Friday, May 1, 2009

Mei Day Yang Paling Menentukan

Buruh Batam Makin Terancam

Mei day tahun 2009 ini di Batam tak begitu booming. Ini sangat ironi sekali mengingat Batam adalah Kota Buruh, dimana lebih dari 50 persen dari total penduduknya merupakan pekerja. Melihat menyataan ini, tak perlu ada yang disalahkan. Memang patut diakui bahwa sebagian besar buruh Batam sangat kurang sekali akan pendidikan politik. Mereka banyak yang apatis ketika diajak berorganisasi. Hanya beberapa organisasi saja yang bisa hidup disini, dan itupun memiliki masa segelintir yang bisa digerakkan untuk melakukan aksi. yah, begitulah kenyataan, ini PR bagi kita semua.

Sejak awal pergantian tahun, buruh Batam sudah dihantui dengan ancaman-ancaman dari APINDO yang mendesak agar UMK tidak terlalu tinggi apalagi efek krisis global sudah mulai dirasakan. Bahkan tak tanggung, APINDO mengancam bakal melakukan PHK besar-besaran dipertengahan tahun ini. Ancaman itu tentu saja menyulut rasa takut dari pekerja, atau mungkin juga pemerintah yang mencoba untuk menjadi penengah antara pengusaha dan pekerja.

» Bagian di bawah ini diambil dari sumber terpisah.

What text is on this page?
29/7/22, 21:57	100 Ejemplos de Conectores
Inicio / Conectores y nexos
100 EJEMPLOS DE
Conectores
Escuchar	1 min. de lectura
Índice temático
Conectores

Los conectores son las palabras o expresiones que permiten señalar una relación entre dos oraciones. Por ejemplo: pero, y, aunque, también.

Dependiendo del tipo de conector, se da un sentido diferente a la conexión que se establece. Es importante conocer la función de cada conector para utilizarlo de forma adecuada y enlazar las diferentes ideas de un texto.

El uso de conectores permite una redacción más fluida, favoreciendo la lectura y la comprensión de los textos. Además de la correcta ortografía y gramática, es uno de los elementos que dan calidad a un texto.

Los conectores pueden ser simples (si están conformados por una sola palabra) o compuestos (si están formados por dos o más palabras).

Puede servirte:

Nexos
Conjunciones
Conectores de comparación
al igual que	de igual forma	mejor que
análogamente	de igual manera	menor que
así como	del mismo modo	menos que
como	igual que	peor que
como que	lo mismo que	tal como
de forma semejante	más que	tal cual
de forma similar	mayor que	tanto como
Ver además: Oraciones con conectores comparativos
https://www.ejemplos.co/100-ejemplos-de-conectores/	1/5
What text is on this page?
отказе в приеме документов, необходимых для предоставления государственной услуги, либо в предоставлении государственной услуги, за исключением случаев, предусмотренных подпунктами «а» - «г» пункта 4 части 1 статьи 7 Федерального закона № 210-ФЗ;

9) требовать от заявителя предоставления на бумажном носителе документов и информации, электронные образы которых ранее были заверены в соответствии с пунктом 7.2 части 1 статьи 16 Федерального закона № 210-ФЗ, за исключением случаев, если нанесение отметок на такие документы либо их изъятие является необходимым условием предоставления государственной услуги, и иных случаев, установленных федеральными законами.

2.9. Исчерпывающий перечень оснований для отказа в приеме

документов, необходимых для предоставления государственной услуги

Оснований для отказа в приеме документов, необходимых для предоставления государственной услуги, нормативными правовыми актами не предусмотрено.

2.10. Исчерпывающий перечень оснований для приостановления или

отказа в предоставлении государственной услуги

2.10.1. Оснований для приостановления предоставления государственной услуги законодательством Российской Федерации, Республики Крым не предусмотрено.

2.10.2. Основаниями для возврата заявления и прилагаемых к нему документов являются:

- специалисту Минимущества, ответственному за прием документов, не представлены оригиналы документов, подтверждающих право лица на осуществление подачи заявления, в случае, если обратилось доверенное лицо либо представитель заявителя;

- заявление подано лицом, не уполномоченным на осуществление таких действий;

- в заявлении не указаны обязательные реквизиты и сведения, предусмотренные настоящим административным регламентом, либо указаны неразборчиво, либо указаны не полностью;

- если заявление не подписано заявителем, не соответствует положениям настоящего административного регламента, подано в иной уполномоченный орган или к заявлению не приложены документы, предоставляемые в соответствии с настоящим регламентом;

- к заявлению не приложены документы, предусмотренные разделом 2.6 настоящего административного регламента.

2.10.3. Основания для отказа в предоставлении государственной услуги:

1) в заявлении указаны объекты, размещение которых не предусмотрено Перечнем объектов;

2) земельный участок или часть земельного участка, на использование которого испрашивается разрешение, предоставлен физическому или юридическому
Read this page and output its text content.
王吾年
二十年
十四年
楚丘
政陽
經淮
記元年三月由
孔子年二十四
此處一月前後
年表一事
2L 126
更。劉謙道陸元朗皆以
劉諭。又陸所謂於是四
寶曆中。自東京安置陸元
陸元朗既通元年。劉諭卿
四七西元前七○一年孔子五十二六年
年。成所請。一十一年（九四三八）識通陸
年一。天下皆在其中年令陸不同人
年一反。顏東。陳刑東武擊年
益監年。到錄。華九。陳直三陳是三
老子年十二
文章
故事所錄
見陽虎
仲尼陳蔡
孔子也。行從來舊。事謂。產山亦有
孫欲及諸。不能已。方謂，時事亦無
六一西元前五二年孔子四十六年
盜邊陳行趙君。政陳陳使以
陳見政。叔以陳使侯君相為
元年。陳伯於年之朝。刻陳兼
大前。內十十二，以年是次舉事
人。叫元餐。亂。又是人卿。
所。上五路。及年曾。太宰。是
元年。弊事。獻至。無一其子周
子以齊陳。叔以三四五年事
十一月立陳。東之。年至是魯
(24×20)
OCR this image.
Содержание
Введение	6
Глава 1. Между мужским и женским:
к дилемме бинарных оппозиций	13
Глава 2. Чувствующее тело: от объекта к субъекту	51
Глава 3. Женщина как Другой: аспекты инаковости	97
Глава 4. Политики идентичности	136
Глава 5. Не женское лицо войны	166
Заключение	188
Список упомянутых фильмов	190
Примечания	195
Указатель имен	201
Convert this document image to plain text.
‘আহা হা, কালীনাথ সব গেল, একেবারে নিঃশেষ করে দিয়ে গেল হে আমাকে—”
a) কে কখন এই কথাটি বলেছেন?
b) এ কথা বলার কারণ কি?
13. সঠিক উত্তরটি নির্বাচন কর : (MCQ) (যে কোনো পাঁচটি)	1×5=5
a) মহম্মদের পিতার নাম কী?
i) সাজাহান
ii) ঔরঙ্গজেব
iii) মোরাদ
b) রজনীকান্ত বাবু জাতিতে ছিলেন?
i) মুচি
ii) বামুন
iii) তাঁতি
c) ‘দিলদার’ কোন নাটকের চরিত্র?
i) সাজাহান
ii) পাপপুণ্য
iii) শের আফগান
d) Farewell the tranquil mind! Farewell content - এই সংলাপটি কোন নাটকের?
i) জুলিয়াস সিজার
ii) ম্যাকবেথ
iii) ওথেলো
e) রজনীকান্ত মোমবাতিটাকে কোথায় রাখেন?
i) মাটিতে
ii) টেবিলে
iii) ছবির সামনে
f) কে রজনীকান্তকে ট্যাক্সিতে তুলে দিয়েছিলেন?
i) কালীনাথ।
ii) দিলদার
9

Di PT Scarmell Batam misalnya, sejak krisis Global terjadi pada awal tahun ini, membuat proyek pekerjaan diperusahaan perakit itu mulai sepi dari pesanan. Perusahaan dari Australi dan Amerika yang selama ini bekerjasama dengan perusahaan itu ternyata terlebih dahulu gulung tikar. Bahkan konon kabarnya, tahun ini PT Scarmell sudah tak mampu lagi untuk mengontrak gedung di kawasan industri Citra Buana III Batam Center. Para pekerja perusahaan itu tentu saja mendapat tekanan yang cukup berat pada Mei Day tahun ini. Terancam bangkrutnya perusahaan, juga merupakan ancaman terjadinya PHK bagi pekerja-pekerja yang selama ini menggantungkan hidupnya di PT tersebut.

Ini mungkin salah satu contoh keadaan perusahaan di Batam. Mengingat Batam merupakan Kota Industri dimana sebagian besar perusahaan yang ada merupakan investasi asing, tentu saja krisis Global menjadi sebuah ancaman tersendiri.Selain perusahaan yang terancam gulung tikar, juga ketakutan akan terjadi PHK masal seperti yang dilontarkan ketua APINDO, Abidin beberapa waktu lalu benar-benar akan terjadi.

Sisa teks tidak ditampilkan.